In July, Christian gospel group Zion’s Joy posted a song, “What Would Heaven Look Like,” only for the post to be removed, even after they paid Facebook to promote the video. The company soon apologized, saying they had made an “error” and, again, restored the post.
Conservatives and Republicans have long been critical of Facebook and other social-media platforms for their alleged censorship.
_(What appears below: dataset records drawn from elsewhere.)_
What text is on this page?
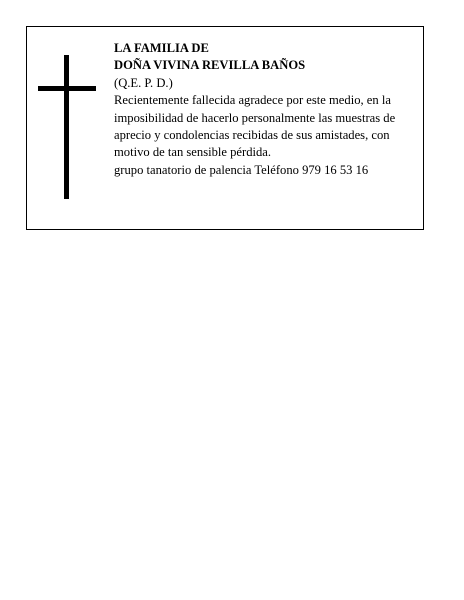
LA FAMILIA DE
DOÑA VIVINA REVILLA BAÑOS

(Q.E. P. D.)

Recientemente fallecida agradece por este medio, en la imposibilidad de hacerlo personalmente las muestras de aprecio y condolencias recibidas de sus amistades, con motivo de tan sensible pérdida.

grupo tanatorio de palencia Teléfono 979 16 53 16
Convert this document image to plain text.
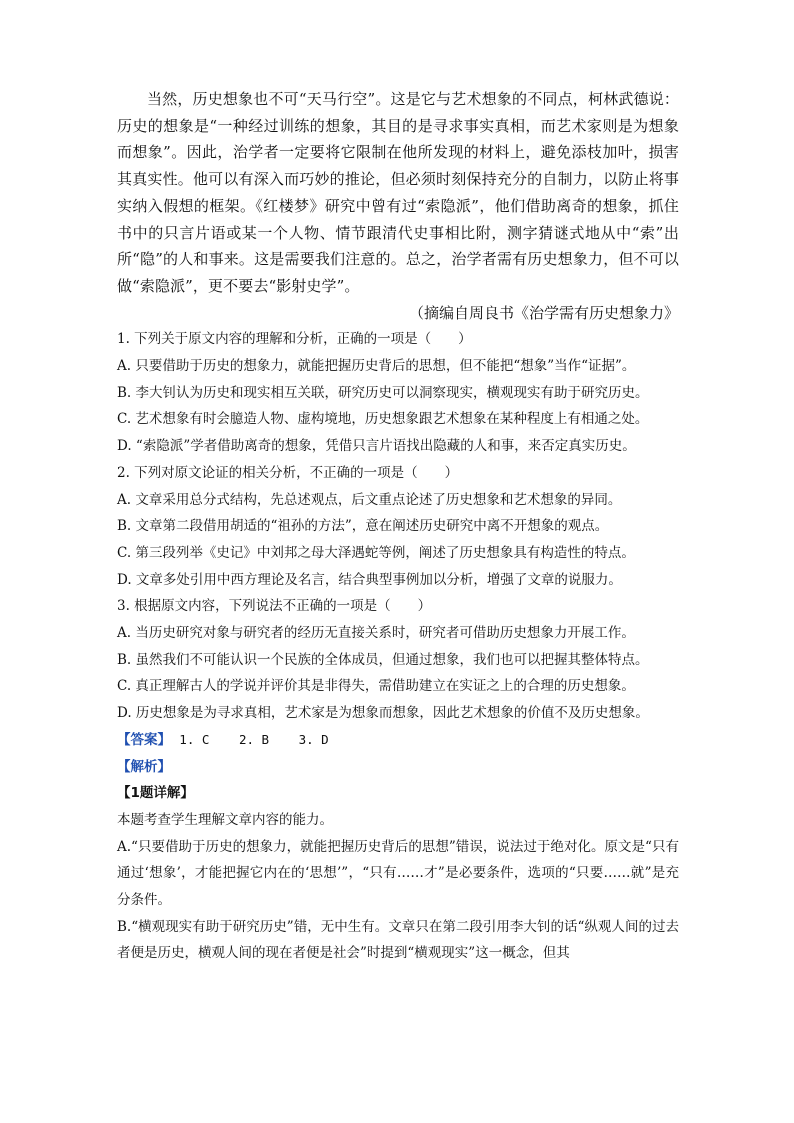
当然，历史想象也不可“天马行空”。这是它与艺术想象的不同点，柯林武德说：历史的想象是“一种经过训练的想象，其目的是寻求事实真相，而艺术家则是为想象而想象”。因此，治学者一定要将它限制在他所发现的材料上，避免添枝加叶，损害其真实性。他可以有深入而巧妙的推论，但必须时刻保持充分的自制力，以防止将事实纳入假想的框架。《红楼梦》研究中曾有过“索隐派”，他们借助离奇的想象，抓住书中的只言片语或某一个人物、情节跟清代史事相比附，测字猜谜式地从中“索”出所“隐”的人和事来。这是需要我们注意的。总之，治学者需有历史想象力，但不可以做“索隐派”，更不要去“影射史学”。

（摘编自周良书《治学需有历史想象力》

1. 下列关于原文内容的理解和分析，正确的一项是（　　）

A. 只要借助于历史的想象力，就能把握历史背后的思想，但不能把“想象”当作“证据”。

B. 李大钊认为历史和现实相互关联，研究历史可以洞察现实，横观现实有助于研究历史。

C. 艺术想象有时会臆造人物、虚构境地，历史想象跟艺术想象在某种程度上有相通之处。

D. “索隐派”学者借助离奇的想象，凭借只言片语找出隐藏的人和事，来否定真实历史。

2. 下列对原文论证的相关分析，不正确的一项是（　　）

A. 文章采用总分式结构，先总述观点，后文重点论述了历史想象和艺术想象的异同。

B. 文章第二段借用胡适的“祖孙的方法”，意在阐述历史研究中离不开想象的观点。

C. 第三段列举《史记》中刘邦之母大泽遇蛇等例，阐述了历史想象具有构造性的特点。

D. 文章多处引用中西方理论及名言，结合典型事例加以分析，增强了文章的说服力。

3. 根据原文内容，下列说法不正确的一项是（　　）

A. 当历史研究对象与研究者的经历无直接关系时，研究者可借助历史想象力开展工作。

B. 虽然我们不可能认识一个民族的全体成员，但通过想象，我们也可以把握其整体特点。

C. 真正理解古人的学说并评价其是非得失，需借助建立在实证之上的合理的历史想象。

D. 历史想象是为寻求真相，艺术家是为想象而想象，因此艺术想象的价值不及历史想象。

【答案】 1. C 2. B 3. D

【解析】

【1题详解】

本题考查学生理解文章内容的能力。

A.“只要借助于历史的想象力，就能把握历史背后的思想”错误，说法过于绝对化。原文是“只有通过‘想象’，才能把握它内在的‘思想’”，“只有……才”是必要条件，选项的“只要……就”是充分条件。

B.“横观现实有助于研究历史”错，无中生有。文章只在第二段引用李大钊的话“纵观人间的过去者便是历史，横观人间的现在者便是社会”时提到“横观现实”这一概念，但其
In January, an undercover video from Project Veritas included multiple current and former Twitter employees saying that the company censors conservatives and “shadow bans” people who express conservative viewpoints. Perhaps one of the most recognized cases involved conservative pro-Trump video bloggers Diamond and Silk, who accused Facebook of censoring their content and limiting their viewership. In April, the company told the duo their content was “unsafe,” before later issuing an apology.
Monika Bickert, head of global policy management at Facebook, also apologized to the duo at a U.S. House Judiciary Committee hearing on July 17, on the topic of political filtering by major social-media companies.
“We recognize that we badly mishandled their concerns,” Bickert said during the hearing. “We apologized to them at the time, and I’d like to extend my own personal apology to them again today.”
Correction: A previous version of this article misstated the congressional district where Elizabeth Heng is running. Heng is running against incumbent Democratic Rep. Jim Costa in California’s 16th Congressional District. The Epoch Times regrets the error.